Bomb Threat Cancels Top British Horse Race

From Associated Press

Bomb threats canceled Britain’s premier horse race Saturday, chasing 60,000 people from the Grand National grounds and leaving police and soldiers to pick through cars and abandoned bags for signs of explosives.

Princess Anne and actor Gregory Peck, who was celebrating his 81st birthday, were among the crowd at Aintree racetrack, site of the world’s most famous steeplechase. Queen Elizabeth II’s only daughter was quickly ushered to safety.

There was no immediate claim of responsibility, but Prime Minister John Major and others blamed the Irish Republican Army, which set off two bombs last week and planted two others found Thursday.


Fans had to leave their vehicles behind, stranding many for the night while police checked the 20,000 cars and hundreds of buses at the racetrack for hidden explosives.

A single stableboy was left in charge of the prized horses.

The Grand National was expected to attract a worldwide television audience of 400 million. About $120 million had been wagered on the 38 horses. No new date was set for the 4 1/2-mile race, which has a $400,000 purse.

The evacuation, which began half an hour before the race was to start, went smoothly and there were no injuries.
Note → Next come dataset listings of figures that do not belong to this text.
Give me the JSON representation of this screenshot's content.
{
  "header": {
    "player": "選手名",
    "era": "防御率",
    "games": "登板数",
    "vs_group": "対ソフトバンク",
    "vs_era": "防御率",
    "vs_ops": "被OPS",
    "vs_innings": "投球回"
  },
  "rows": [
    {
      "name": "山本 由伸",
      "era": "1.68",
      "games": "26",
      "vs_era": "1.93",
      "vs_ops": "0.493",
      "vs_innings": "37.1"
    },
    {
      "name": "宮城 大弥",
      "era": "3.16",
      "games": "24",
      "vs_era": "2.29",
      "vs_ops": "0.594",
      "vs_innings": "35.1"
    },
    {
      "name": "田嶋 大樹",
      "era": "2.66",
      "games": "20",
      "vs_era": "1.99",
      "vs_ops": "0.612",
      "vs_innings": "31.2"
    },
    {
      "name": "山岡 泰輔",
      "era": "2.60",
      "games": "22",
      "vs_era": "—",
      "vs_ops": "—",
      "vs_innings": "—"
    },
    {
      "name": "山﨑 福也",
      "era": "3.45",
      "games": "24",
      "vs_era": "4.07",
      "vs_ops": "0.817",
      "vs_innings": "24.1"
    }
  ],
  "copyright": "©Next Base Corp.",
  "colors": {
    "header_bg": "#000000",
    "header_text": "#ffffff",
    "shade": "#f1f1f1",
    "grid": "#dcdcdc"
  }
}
Many fans abandoned tote bags in haste. The race itself was canceled just as it was about to begin.

Police said there were two coded telephone warnings, typical of IRA operations. Once the stands were vacated, they carried out controlled explosions of suspicious packages. No explosives were immediately found.

Security already was tight because of the two bombings last week, which were also near Liverpool. For the first time in the race’s 158-year history, armed police were on duty.

With thousands of vehicles being held for searches, taxi companies were inundated with calls and extra buses were marshaled to take people the six miles into Liverpool. Makeshift accommodations were set up in schools, sports centers and parish halls.


Major said the threats demonstrate the IRA’s “disregard for the lives and interests of ordinary people. The IRA’s campaign is cynical and detestable.”

In Dublin, Irish Prime Minister John Bruton said: “Have the leaders of the republican movement stopped to think how their actions at Aintree will make Irish people all over the world feel this evening?”

The IRA resumed hostilities against British rule of Northern Ireland in February 1996 by detonating a bomb in London that killed two men, and it resumed attacks in the province in October.